On appeal, the Tenth Circuit court held that, although EC Design did own a valid copyright, EC Design did not raise a genuine issue of material fact about the required substantial similarity between the products. EC Design claimed that Craft Smith adopted a similar format to the LifePlanner, not that Craft Smith copied or used similar artwork or text. The court said that this was not part of protectable expression, because copyright law does not protect ideas. EC Design also failed to create a genuine issue of material fact about the secondary meaning of the LifePlanner’s trade dress.
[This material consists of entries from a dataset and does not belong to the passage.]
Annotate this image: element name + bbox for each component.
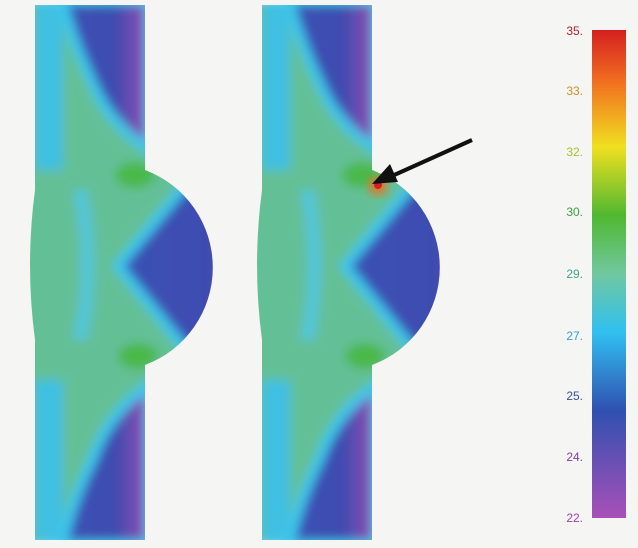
right-specimen: [247, 0, 497, 543]
colorbar-label: 30.: [566, 205, 583, 219]
page: 35. 33. 32. 30. 29. 27. 25. 24. 22. (() …: [0, 0, 638, 543]
colorbar: [592, 30, 626, 518]
figure: 35. 33. 32. 30. 29. 27. 25. 24. 22.: [0, 0, 638, 543]
colorbar-label: 27.: [566, 329, 583, 343]
colorbar-label: 22.: [566, 511, 583, 525]
left-specimen: [20, 0, 270, 543]
colorbar-label: 35.: [566, 24, 583, 38]
colorbar-label: 32.: [566, 145, 583, 159]
arrow: [372, 140, 472, 184]
colorbar-label: 25.: [566, 389, 583, 403]
colorbar-label: 29.: [566, 267, 583, 281]
colorbar-label: 33.: [566, 84, 583, 98]
colorbar-label: 24.: [566, 450, 583, 464]
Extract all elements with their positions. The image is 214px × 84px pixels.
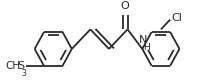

Finally, we conclude by considering EC Design’s evidence that third parties commented that the Recollections Planner was a “knockoff” of the LifePlanner. As support for the relevance of this sort of evidence, EC Design cites Abercrombie & Fitch Stores, Inc. v. American Eagle Outfitters, Inc., 280 F.3d 619 (6th Cir. 2002). In Abercrombie, the Sixth Circuit allowed evidence that “consumers remark[ed] on the similarity of designs” to show “actual confusion by consumers.” Id. at 639–40. Actual consumer confusion is the fourth category of Savant Homes evidence. Here, EC Design has not used this evidence to show actual consumer confusion, so its reliance on Abercrombie is misplaced.26 And because EC Design fails to explain how this evidence shows that consumers view the LifePlanner’s trade dress as a source identifier, we conclude that EC Design’s evidence of third-party recognition does not create a genuine issue of material fact over secondary meaning.

Because of this, the court affirmed the lower court’s summary judgment and dismissed the appeal.